Le 4 octobre, les Ministres des Finances français et belge ont annoncé conjointement leur décision d’intervenir pour sauver la banque Dexia, la plus grande entité financière en termes d’actifs en Belgique. Cette annonce a fait suite à des mois de rumeurs après les plus importantes pertes de l’histoire de la banque, plus de 4 milliards d’euros, entre les mois de mai et d’août 2011. C’est le deuxième sauvetage de Dexia après le sauvetage de 2008 au cours duquel la France et la Belgique avaient injecté chacun plus de 3 milliards d’euros pour racheter ses actions, ce à quoi il faut ajouter des garanties étatiques des crédits pour une valeur de 150 milliards d’euros1.

L’aspect le plus important de cette histoire concerne la dépendance de Dexia vis-à-vis du financement à court terme libellé en dollars.
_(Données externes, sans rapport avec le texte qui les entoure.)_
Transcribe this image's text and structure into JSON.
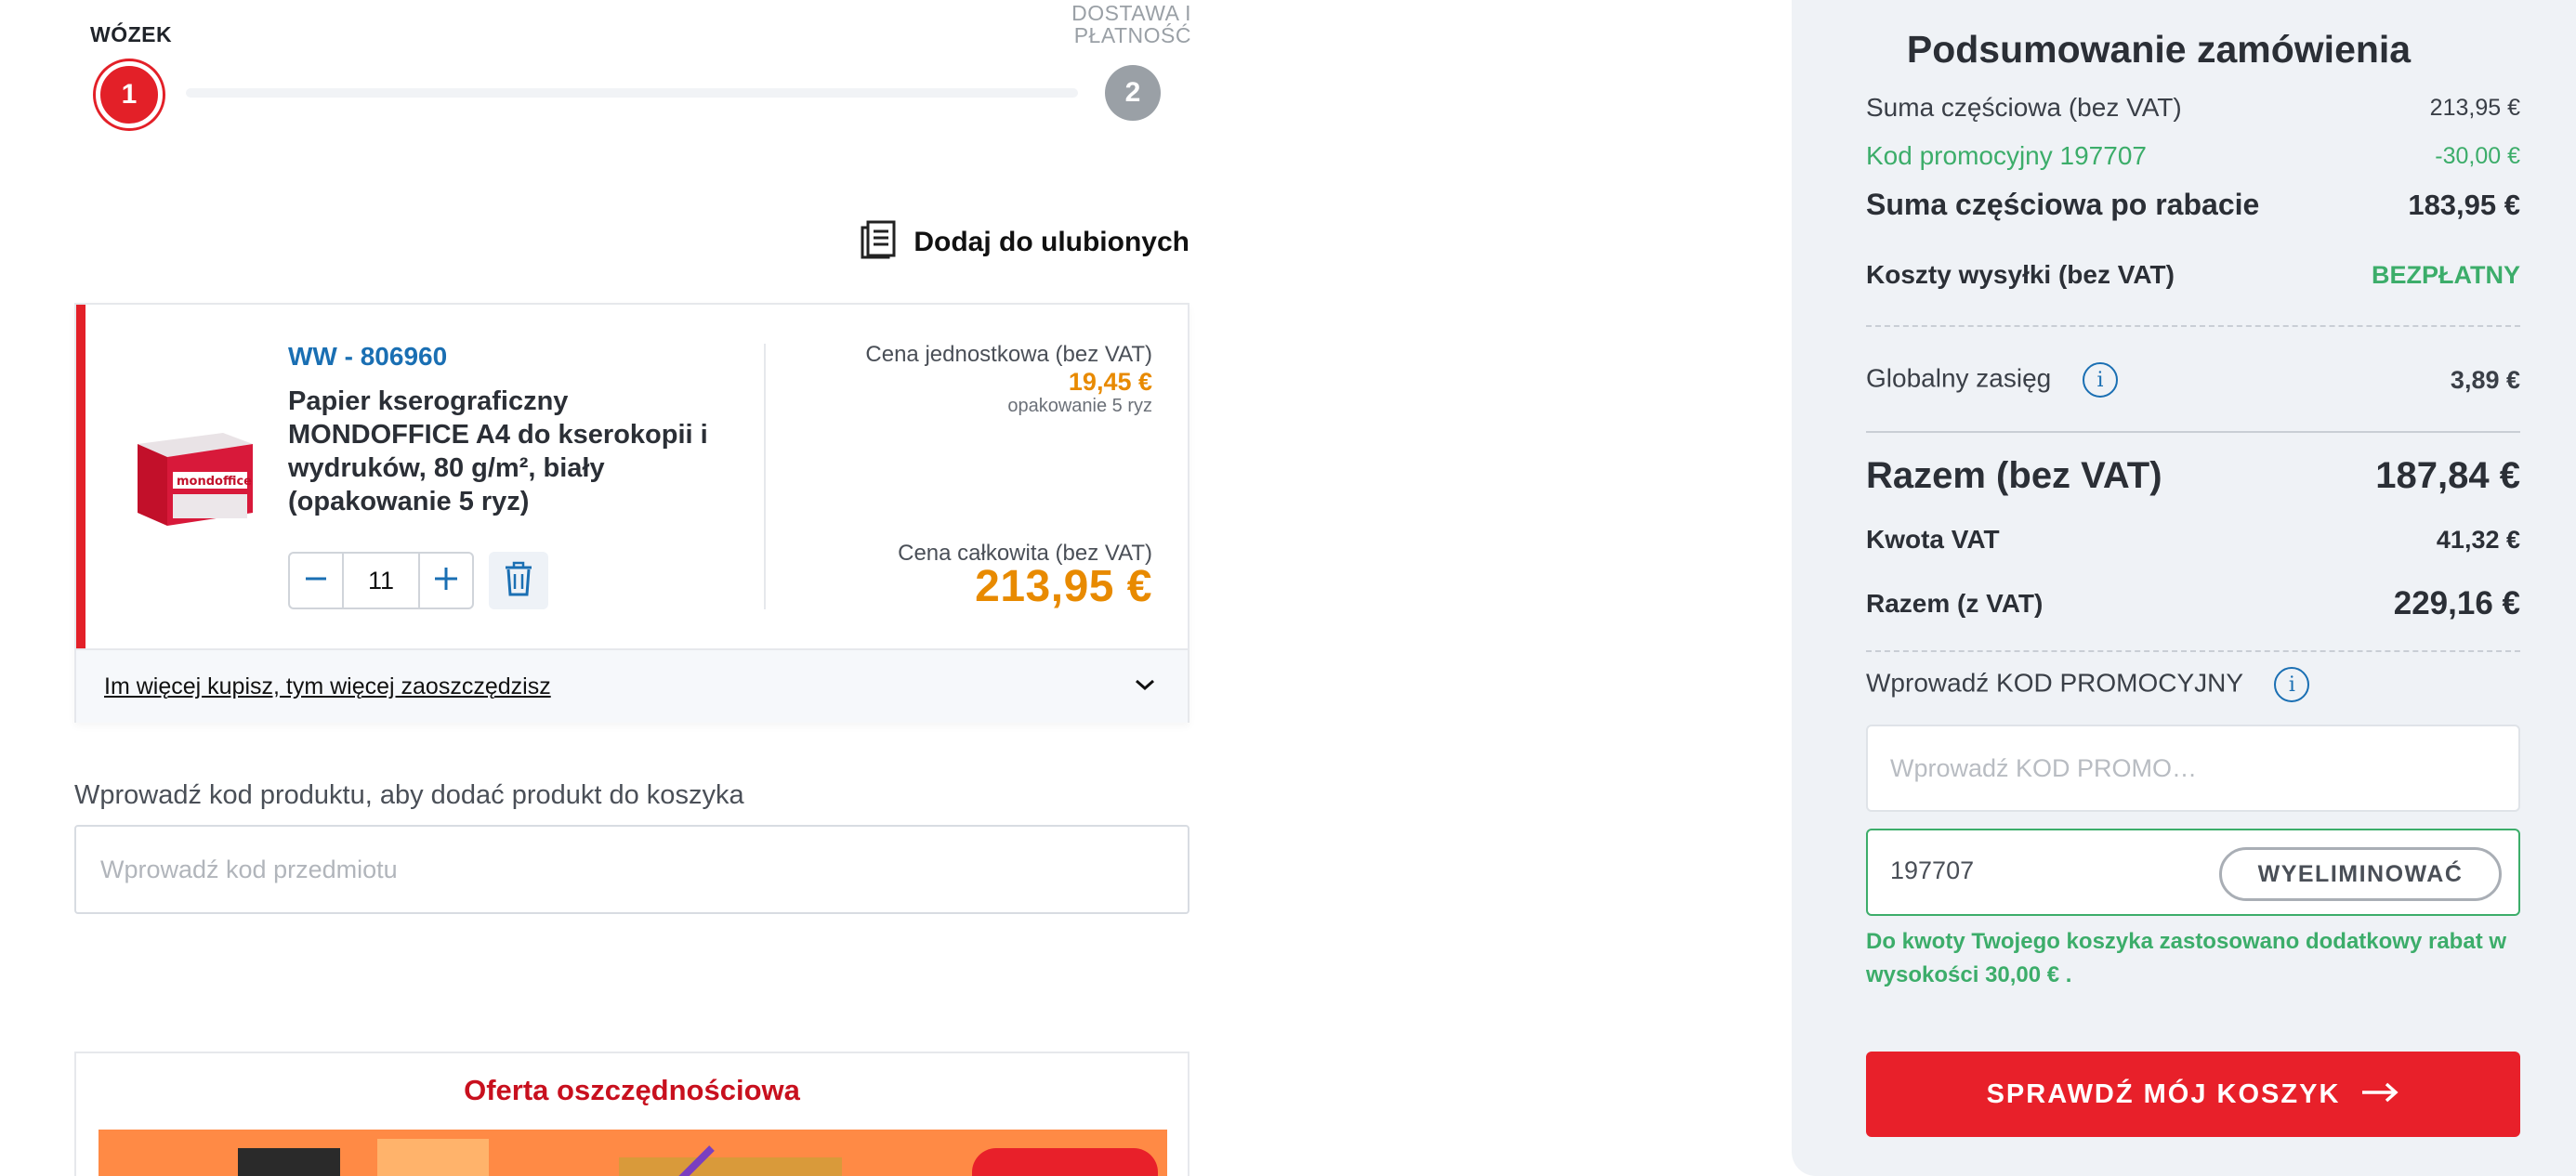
{
  "stepper": {
    "step1": {
      "label": "WÓZEK",
      "number": "1"
    },
    "step2": {
      "label": "DOSTAWA I PŁATNOŚĆ",
      "number": "2"
    }
  },
  "favorites": {
    "label": "Dodaj do ulubionych",
    "icon": "document-list-icon"
  },
  "product": {
    "sku": "WW - 806960",
    "name": "Papier kserograficzny MONDOFFICE A4 do kserokopii i wydruków, 80 g/m², biały (opakowanie 5 ryz)",
    "unit_price_label": "Cena jednostkowa (bez VAT)",
    "unit_price": "19,45 €",
    "unit_pack": "opakowanie 5 ryz",
    "total_price_label": "Cena całkowita (bez VAT)",
    "total_price": "213,95 €",
    "quantity": "11",
    "save_more_label": "Im więcej kupisz, tym więcej zaoszczędzisz"
  },
  "product_code": {
    "label": "Wprowadź kod produktu, aby dodać produkt do koszyka",
    "placeholder": "Wprowadź kod przedmiotu"
  },
  "offer": {
    "title": "Oferta oszczędnościowa"
  },
  "summary": {
    "title": "Podsumowanie zamówienia",
    "subtotal_label": "Suma częściowa (bez VAT)",
    "subtotal_value": "213,95 €",
    "promo_label": "Kod promocyjny 197707",
    "promo_value": "-30,00 €",
    "subtotal_discount_label": "Suma częściowa po rabacie",
    "subtotal_discount_value": "183,95 €",
    "shipping_label": "Koszty wysyłki (bez VAT)",
    "shipping_value": "BEZPŁATNY",
    "global_label": "Globalny zasięg",
    "global_value": "3,89 €",
    "total_net_label": "Razem (bez VAT)",
    "total_net_value": "187,84 €",
    "vat_label": "Kwota VAT",
    "vat_value": "41,32 €",
    "total_gross_label": "Razem (z VAT)",
    "total_gross_value": "229,16 €",
    "promo_code_label": "Wprowadź KOD PROMOCYJNY",
    "promo_code_placeholder": "Wprowadź KOD PROMO…",
    "applied_code": "197707",
    "remove_label": "WYELIMINOWAĆ",
    "applied_message": "Do kwoty Twojego koszyka zastosowano dodatkowy rabat w wysokości 30,00 € .",
    "checkout_label": "SPRAWDŹ MÓJ KOSZYK"
  },
  "colors": {
    "accent_red": "#e32028",
    "price_orange": "#e88a00",
    "success_green": "#3cad6a",
    "link_blue": "#1a6fb3"
  }
}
Au cours de la dernière décennie, Dexia a consolidé un modèle basé sur l’utilisation du financement à court terme et à bas coût pour l’achat d’actifs de long terme offrant de meilleurs rendements. Ces actifs libellés en dollars obligeaient Dexia à avoir toujours plus recours aux swaps2 et autres dérivés financiers pour soutenir sa position dans ses comptes de bilan. Cependant comme expliqué dans un précédent article3, ce modèle s’est effondré suite au blocage des marchés de financement à court terme après la disparition de Lehman Brothers.
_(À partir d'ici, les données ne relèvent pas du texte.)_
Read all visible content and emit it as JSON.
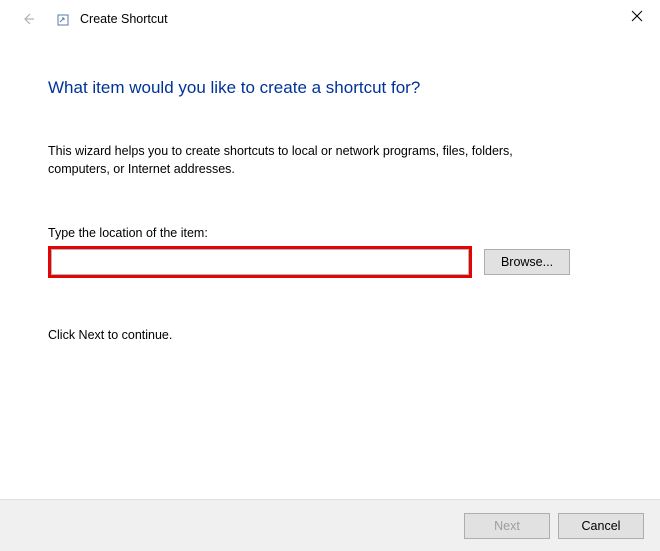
{
  "titlebar": {
    "title": "Create Shortcut"
  },
  "content": {
    "heading": "What item would you like to create a shortcut for?",
    "description": "This wizard helps you to create shortcuts to local or network programs, files, folders, computers, or Internet addresses.",
    "field_label": "Type the location of the item:",
    "location_value": "",
    "browse_label": "Browse...",
    "continue_text": "Click Next to continue."
  },
  "footer": {
    "next_label": "Next",
    "cancel_label": "Cancel"
  }
}
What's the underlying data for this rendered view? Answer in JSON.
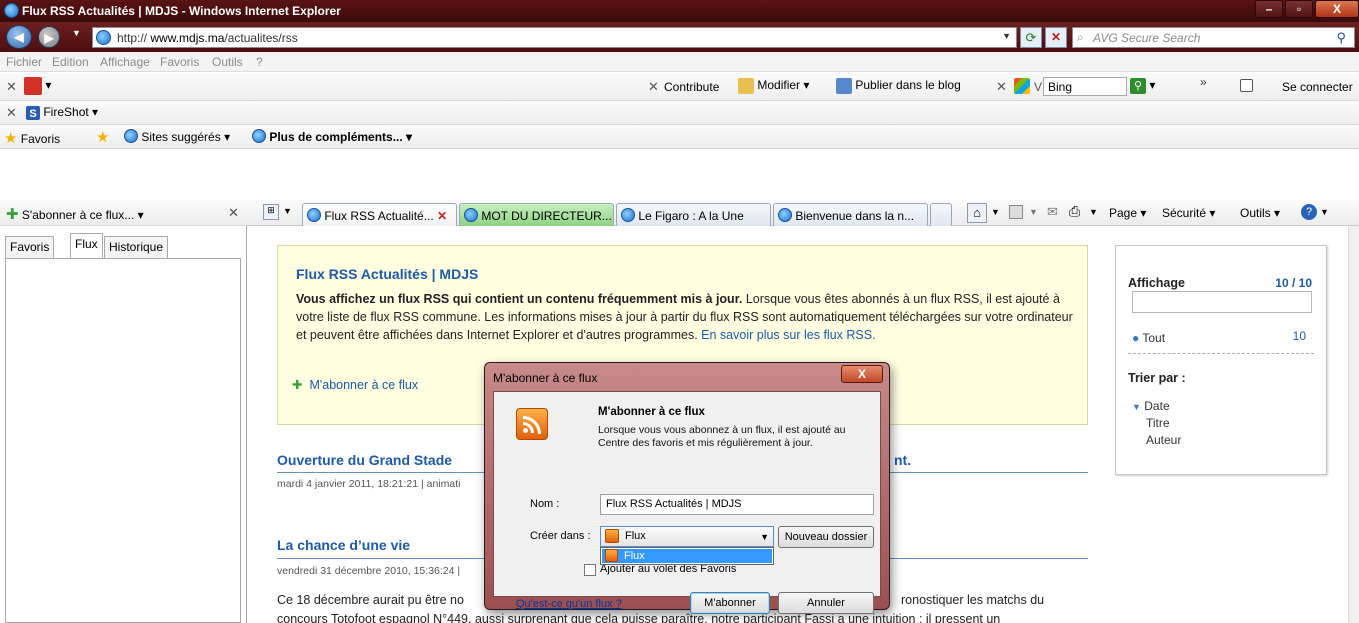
{
  "window": {
    "title": "Flux RSS Actualités | MDJS - Windows Internet Explorer",
    "minimize": "–",
    "maximize": "▫",
    "close": "X"
  },
  "address": {
    "url_prefix": "http://",
    "url_host": " www.mdjs.ma",
    "url_path": "/actualites/rss",
    "search_placeholder": "AVG Secure Search"
  },
  "menu": [
    "Fichier",
    "Edition",
    "Affichage",
    "Favoris",
    "Outils",
    "?"
  ],
  "toolbar1": {
    "contribute": "Contribute",
    "modifier": "Modifier",
    "publier": "Publier dans le blog",
    "bing_value": "Bing",
    "bing_prefix": "V",
    "se_connecter": "Se connecter"
  },
  "toolbar2": {
    "fireshot": "FireShot"
  },
  "favbar": {
    "favoris": "Favoris",
    "sites_suggeres": "Sites suggérés",
    "plus_complements": "Plus de compléments..."
  },
  "panel": {
    "subscribe": "S'abonner à ce flux...",
    "tabs": [
      "Favoris",
      "Flux",
      "Historique"
    ]
  },
  "tabs": [
    {
      "label": "Flux RSS Actualité..."
    },
    {
      "label": "MOT DU DIRECTEUR..."
    },
    {
      "label": "Le Figaro : A la Une"
    },
    {
      "label": "Bienvenue dans la n..."
    }
  ],
  "commandbar": {
    "page": "Page",
    "securite": "Sécurité",
    "outils": "Outils"
  },
  "feed": {
    "title": "Flux RSS Actualités | MDJS",
    "intro_bold": "Vous affichez un flux RSS qui contient un contenu fréquemment mis à jour.",
    "intro_rest": " Lorsque vous êtes abonnés à un flux RSS, il est ajouté à votre liste de flux RSS commune. Les informations mises à jour à partir du flux RSS sont automatiquement téléchargées sur votre ordinateur et peuvent être affichées dans Internet Explorer et d'autres programmes. ",
    "learn_more": "En savoir plus sur les flux RSS.",
    "subscribe_link": "M'abonner à ce flux"
  },
  "articles": [
    {
      "title_start": "Ouverture du Grand Stade",
      "title_end": "nt.",
      "meta": "mardi 4 janvier 2011, 18:21:21 | animati"
    },
    {
      "title_start": "La chance d’une vie",
      "title_end": "",
      "meta": "vendredi 31 décembre 2010, 15:36:24 |",
      "body_start": "Ce 18 décembre aurait pu être no",
      "body_end": "ronostiquer les matchs du",
      "body_line2": "concours Totofoot espagnol N°449, aussi surprenant que cela puisse paraître, notre participant Fassi a une intuition : il pressent un"
    }
  ],
  "sidebar": {
    "affichage": "Affichage",
    "count": "10 / 10",
    "tout": "Tout",
    "tout_count": "10",
    "trier": "Trier par :",
    "date": "Date",
    "titre": "Titre",
    "auteur": "Auteur"
  },
  "dialog": {
    "title": "M'abonner à ce flux",
    "close": "X",
    "heading": "M'abonner à ce flux",
    "description": "Lorsque vous vous abonnez à un flux, il est ajouté au Centre des favoris et mis régulièrement à jour.",
    "nom_label": "Nom :",
    "nom_value": "Flux RSS Actualités | MDJS",
    "creer_label": "Créer dans :",
    "creer_value": "Flux",
    "nouveau_dossier": "Nouveau dossier",
    "dropdown_option": "Flux",
    "checkbox_label": "Ajouter au volet des Favoris",
    "help_link": "Qu'est-ce qu'un flux ?",
    "subscribe_btn": "M'abonner",
    "cancel_btn": "Annuler"
  }
}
Vu ce qui précède il n’est nullement surprenant d’apprendre qu’entre septembre et décembre 2008, Dexia a été le principal bénéficiaire au sein de la zone Euro des crédits d’urgence en dollars octroyés par la Réserve fédérale4 américaine pour une valeur de 58,8 milliards de dollars. Les crédits de la FED à Dexia ont continué jusqu’en 2010 pour se monter à 159 milliards de dollars en juillet 2010. Sans ces ressources Dexia se serait vue dans l’obligation de renoncer à ses positions à long terme à des prix bradés, ce qui non seulement aurait précipité son besoin de restructurer ses comptes de bilan mais aurait également entraîné l’augmentation de la volatilité sur les marchés financiers internationaux. C’est précisément pour éviter cela que la FED a augmenté progressivement ses crédits à la banque européenne.

Malgré les efforts des principales banques centrales pour cacher les problèmes de solvabilité d’institutions comme Dexia via l’injection massive de liquidités, la gravité de la situation liée aux pertes tant concernant les portefeuilles d’actifs libellés en dollars que les crédits aux pays de la périphérie européenne a rendu la situation intenable. Il en découle qu’il faut porter son attention sur les prochaines banques qui risquent de tomber comme conséquence de l’effet domino financier. On peut s’en faire une idée en analysant la dépendance des banques de la zone Euro vis-à-vis du financement à court terme, dépendance mesurée par leur utilisation du wholesale funding5 et des crédits reçus de la FED depuis la crise de 2008.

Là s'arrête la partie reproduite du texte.